Brent Barrett | Nov 16, 2010


We are just half way through our third season of kea nest monitoring in the lowland forest and already we have staggering results. The following link gives you a close up of our progress. Kea Research Youtube

In the first year of this work we found only two kea nests, one by accident (or fate) and one from tracking a female with a transmitter. The following year we found five nests of which three failed due to a number of causes including predation. This year we are just over half way through the season and have a staggering 13 nests located. Six of these nests however have already failed, four of these from predation. This work is highlighting the need for proper support for wild kea populations. Up until this research we had suspicions about vulnerability of kea nests to introduced predators (Stoats (mustalid), possums and rats) but little direct evidence of their effect.

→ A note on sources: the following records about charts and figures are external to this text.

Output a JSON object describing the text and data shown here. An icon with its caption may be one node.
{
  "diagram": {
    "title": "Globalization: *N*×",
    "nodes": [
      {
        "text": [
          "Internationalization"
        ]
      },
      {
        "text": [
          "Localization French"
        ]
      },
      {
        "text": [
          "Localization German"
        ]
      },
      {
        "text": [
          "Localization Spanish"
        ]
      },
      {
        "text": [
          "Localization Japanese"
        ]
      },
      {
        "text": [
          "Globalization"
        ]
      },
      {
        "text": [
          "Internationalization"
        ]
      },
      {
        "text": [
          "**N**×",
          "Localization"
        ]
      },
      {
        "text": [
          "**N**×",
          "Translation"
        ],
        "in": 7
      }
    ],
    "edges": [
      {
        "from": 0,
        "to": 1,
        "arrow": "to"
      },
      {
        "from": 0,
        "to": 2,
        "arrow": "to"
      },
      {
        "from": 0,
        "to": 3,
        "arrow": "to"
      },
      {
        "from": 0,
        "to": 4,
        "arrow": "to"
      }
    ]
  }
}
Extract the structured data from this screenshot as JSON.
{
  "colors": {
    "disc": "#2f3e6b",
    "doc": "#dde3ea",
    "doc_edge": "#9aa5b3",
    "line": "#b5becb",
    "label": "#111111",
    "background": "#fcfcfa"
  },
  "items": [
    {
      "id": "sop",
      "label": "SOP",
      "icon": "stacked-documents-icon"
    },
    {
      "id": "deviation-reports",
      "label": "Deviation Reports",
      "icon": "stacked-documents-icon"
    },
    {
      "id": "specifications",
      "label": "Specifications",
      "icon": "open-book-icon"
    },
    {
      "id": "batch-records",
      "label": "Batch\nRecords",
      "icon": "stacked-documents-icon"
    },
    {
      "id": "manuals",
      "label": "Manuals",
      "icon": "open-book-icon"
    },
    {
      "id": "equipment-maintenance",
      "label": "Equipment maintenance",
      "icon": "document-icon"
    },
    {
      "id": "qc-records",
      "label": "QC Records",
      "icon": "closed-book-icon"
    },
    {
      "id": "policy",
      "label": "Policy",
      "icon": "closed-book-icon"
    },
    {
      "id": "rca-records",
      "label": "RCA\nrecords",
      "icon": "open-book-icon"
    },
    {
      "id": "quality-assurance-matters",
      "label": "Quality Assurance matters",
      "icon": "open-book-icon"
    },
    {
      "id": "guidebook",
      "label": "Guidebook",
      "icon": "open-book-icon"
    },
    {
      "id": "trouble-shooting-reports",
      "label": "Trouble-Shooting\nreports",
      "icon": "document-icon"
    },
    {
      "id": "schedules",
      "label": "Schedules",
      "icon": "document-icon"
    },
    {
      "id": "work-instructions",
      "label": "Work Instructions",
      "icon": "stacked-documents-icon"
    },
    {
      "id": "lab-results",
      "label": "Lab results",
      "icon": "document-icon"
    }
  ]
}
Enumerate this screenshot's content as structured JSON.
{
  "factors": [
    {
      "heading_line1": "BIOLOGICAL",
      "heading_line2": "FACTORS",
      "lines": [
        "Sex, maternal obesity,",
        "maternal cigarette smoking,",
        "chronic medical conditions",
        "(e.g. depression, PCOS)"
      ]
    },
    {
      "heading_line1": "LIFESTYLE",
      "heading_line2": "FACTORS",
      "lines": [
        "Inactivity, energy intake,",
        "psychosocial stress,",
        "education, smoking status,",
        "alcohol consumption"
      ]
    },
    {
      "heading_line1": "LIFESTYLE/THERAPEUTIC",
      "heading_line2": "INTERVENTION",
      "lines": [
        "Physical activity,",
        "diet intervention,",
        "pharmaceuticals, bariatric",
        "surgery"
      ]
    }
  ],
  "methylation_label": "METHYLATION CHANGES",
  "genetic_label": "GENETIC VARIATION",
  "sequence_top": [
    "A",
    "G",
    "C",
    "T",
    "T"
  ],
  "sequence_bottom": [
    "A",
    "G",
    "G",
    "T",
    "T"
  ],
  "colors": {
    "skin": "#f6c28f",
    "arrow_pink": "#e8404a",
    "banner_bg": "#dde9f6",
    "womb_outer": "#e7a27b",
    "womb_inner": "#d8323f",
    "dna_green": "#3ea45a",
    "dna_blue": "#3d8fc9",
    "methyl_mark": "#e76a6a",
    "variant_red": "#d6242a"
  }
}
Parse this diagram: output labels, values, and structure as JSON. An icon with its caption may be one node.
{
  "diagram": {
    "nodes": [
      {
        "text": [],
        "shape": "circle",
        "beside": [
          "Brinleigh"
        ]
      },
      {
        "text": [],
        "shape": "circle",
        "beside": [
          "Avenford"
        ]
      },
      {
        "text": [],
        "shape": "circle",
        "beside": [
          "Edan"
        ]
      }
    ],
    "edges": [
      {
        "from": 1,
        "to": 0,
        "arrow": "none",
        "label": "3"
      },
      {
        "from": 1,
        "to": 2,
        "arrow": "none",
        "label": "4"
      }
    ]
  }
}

The current focus is on the most vulnerable portion of the national Kea population, namely the lowland forest where predator numbers are at their highest. In the alpine region we can assume stoats are hampered in their movements by snow, treeline and cliff faces. Proper protection of Kea in situ has to be on a national scale to be effective, and while it is tempting to trap around the individual nests we locate during our study the protection would be immediate but the benefit to all Kea very minimal. We must understand exactly what is going on and identify the risk accurately to best plan our assault on the introduced predators that threaten all of our delicate wildlife.  For if a robust large parrot like the Kea is struggling to survive then what of the dainty perching birds or long necked water fowl? Through this research we hope to get real answers really fast and start effective protection of our cheeky parrot.